As of Jan. 1, 2020, MSP premiums will be fully eliminated. Government took the first step towards elimination with a 50% cut in premiums as part of the Budget 2017 Update. Budget 2018 and Budget 2019 provided the road map to one of the largest tax cuts for middle-class British Columbians in B.C.’s history.
“For decades, people in our province had to pay unfair MSP premiums instead of using that money to buy food, help pay the rent or even put their child in after-school care,” said Carole James, Minister of Finance. “With the complete elimination of MSP premiums, families have more money for themselves and to invest in B.C. businesses. This is good for British Columbians and good for B.C.’s resilient, sustainable economy.”
The government says the elimination of MSP premiums represents a net tax cut of $800 million.
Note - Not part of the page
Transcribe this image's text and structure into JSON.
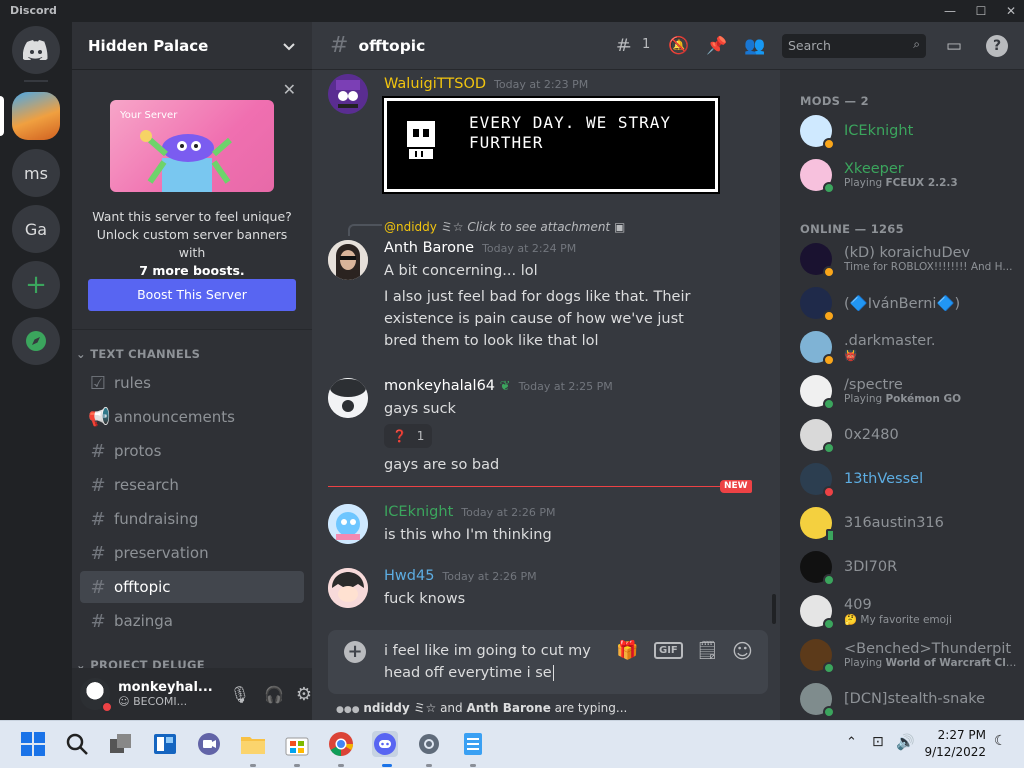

Individuals will save up to $900 a year. Families will save up to $1,800 a year based on the pre-2018 rates.
“The people of our province should be able to access British Columbia’s world-class health care system without having to worry whether or not they can pay their MSP premium,” said Adrian Dix, Minister of Health. “With this last bill, people will continue to receive the health care they deserve, while enjoying their savings as a result of the MSP premiums being eliminated.”
MSP beneficiaries who have auto-payments through their financial institution are reminded to cancel that arrangement to ensure payments to the Province do not continue. They are also reminded to keep their accounts up-to-date with MSP, including address changes.
Before fully eliminating MSP premiums, B.C. was one of the last provinces in Canada to have user premiums for health care. It’s estimated the provincial government’s administrative savings from eliminating MSP premiums will be over $50 million annually.
The MSP is being replaced with the Employer Health Tax. Employers with a payroll of more than $1.5 million in British Columbia will pay a rate of $1.95 per cent on their total payroll. Lower rates apply to employers with lower payrolls and those below $500,000 are exempt.